DeepSeek R1 just got a HUGE Update! (o3 Level Model)

artesia · 30 May 2025 05:27

The video highlights a major update to the open-source DeepSeek R1 model, now called R1 V2, which has significantly improved its reasoning, inference, and coding capabilities through refined training techniques, bringing its performance closer to top-tier models like GPT-3.5 and Gemini 2.5. Despite no architectural changes, the model demonstrates notable benchmark gains and enhanced intelligence, positioning it as a competitive open-source alternative in the rapidly advancing AI landscape.

artesia · 30 May 2025 05:48

The video discusses the recent significant update to DeepSeek R1, an open-source AI model, which was initially released with limited information but has now been revealed to be a substantial upgrade. The new version, referred to as R1 V2, features improved reasoning, inference, and coding capabilities, bringing its performance closer to leading models like OpenAI’s GPT-3.5 and Gemini 2.5. Despite calling it a minor upgrade, the update has resulted in notable benchmark improvements across various tasks, demonstrating the model’s enhanced intelligence and efficiency.

The presenter highlights that DeepSeek R1’s performance has dramatically increased in multiple benchmark tests, such as Amy 2024, Amy 2025, GPQA diamond, and others, with scores rising significantly. When compared to models like GPT-3, Gemini 2.5 Pro, and others, the updated R1 now approaches or surpasses some of these in certain areas, especially in coding tasks. Artificial analysis also ranks DeepSeek as the second-best AI lab globally, emphasizing its rapid progress and the shrinking gap between open-source and closed-source models.

A key aspect of the update is that there was no change in the model’s architecture; instead, the improvements stemmed from refined reinforcement learning techniques and post-training optimizations. The model, with 671 billion parameters, now demonstrates enhanced reasoning and coding skills, matching top-tier models like Gemini 2.5 Pro in several benchmarks. The increased token usage during inference indicates that the model is capable of longer, more complex thought processes, contributing to its improved performance.

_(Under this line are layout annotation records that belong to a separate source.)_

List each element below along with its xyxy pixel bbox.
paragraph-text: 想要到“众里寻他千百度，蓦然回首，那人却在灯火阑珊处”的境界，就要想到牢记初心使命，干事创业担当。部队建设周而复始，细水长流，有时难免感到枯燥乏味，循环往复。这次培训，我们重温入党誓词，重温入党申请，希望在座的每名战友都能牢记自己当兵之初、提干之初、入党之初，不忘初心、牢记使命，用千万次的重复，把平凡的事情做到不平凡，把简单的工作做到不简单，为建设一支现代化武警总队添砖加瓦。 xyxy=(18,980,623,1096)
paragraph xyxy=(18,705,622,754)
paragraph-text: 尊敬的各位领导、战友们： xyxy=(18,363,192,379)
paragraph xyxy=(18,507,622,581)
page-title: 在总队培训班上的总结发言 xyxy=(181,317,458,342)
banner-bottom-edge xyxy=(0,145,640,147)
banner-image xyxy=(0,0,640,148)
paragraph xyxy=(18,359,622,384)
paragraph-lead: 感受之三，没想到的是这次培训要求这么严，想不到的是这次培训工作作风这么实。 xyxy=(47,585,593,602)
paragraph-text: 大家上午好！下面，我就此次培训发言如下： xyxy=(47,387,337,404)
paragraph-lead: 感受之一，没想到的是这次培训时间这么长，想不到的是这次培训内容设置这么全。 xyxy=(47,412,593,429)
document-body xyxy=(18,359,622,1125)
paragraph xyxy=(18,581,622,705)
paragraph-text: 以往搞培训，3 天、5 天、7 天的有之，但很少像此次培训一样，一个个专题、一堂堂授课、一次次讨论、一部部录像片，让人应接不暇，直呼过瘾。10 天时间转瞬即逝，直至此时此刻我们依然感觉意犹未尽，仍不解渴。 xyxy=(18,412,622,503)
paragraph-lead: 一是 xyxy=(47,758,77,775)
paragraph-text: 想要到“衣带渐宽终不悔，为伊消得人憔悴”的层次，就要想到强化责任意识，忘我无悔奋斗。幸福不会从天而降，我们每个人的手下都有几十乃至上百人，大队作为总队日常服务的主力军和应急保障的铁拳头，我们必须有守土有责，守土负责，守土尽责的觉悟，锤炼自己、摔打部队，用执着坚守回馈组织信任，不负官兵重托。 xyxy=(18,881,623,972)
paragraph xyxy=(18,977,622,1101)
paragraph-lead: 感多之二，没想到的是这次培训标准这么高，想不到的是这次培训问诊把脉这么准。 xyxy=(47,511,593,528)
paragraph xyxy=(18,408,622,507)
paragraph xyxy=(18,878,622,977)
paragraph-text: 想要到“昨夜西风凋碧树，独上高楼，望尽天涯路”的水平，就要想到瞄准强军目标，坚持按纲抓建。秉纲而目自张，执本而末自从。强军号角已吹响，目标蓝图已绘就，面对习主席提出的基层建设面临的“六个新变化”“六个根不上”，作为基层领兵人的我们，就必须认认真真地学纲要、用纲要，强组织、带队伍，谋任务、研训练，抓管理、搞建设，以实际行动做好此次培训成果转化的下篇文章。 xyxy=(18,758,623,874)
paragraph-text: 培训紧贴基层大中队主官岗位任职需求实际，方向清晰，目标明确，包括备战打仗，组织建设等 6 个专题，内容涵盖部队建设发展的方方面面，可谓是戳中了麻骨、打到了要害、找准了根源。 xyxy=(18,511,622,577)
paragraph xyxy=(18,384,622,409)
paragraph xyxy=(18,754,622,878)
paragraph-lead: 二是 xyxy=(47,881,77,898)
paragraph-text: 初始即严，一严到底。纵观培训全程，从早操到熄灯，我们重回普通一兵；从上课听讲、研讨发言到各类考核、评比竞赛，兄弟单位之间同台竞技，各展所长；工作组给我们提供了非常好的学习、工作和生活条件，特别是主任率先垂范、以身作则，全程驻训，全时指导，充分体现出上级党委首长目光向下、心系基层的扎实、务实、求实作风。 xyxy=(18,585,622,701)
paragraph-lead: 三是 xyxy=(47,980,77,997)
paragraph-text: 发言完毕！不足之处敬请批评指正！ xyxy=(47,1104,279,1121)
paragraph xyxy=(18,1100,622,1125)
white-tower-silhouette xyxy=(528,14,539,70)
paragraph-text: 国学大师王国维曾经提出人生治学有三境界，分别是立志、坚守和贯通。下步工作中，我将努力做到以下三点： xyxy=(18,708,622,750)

The presenter shares personal testing experiences, noting that DeepSeek R1 performs well on coding challenges, such as generating code for complex tasks like Rubik’s Cube simulations. However, some tests reveal limitations, such as incomplete or flawed outputs, especially when compared to Gemini 2.5 Pro, which consistently produces accurate results. The video also discusses the model’s inference speed, token usage, and context window size, illustrating that while DeepSeek R1 has made significant strides, it still lags behind some proprietary models in certain areas.

In conclusion, the update marks a notable advancement for DeepSeek R1, positioning it as a competitive open-source alternative to leading closed models. The improvements are primarily due to better training and optimization techniques rather than architectural changes. While the presenter expresses some disappointment with the model’s performance on specific tests, they acknowledge the rapid progress and the ongoing trend of open-source models closing the gap with their proprietary counterparts. The video ends with a reflection on the evolving AI landscape and the importance of continued development in open-source AI technology.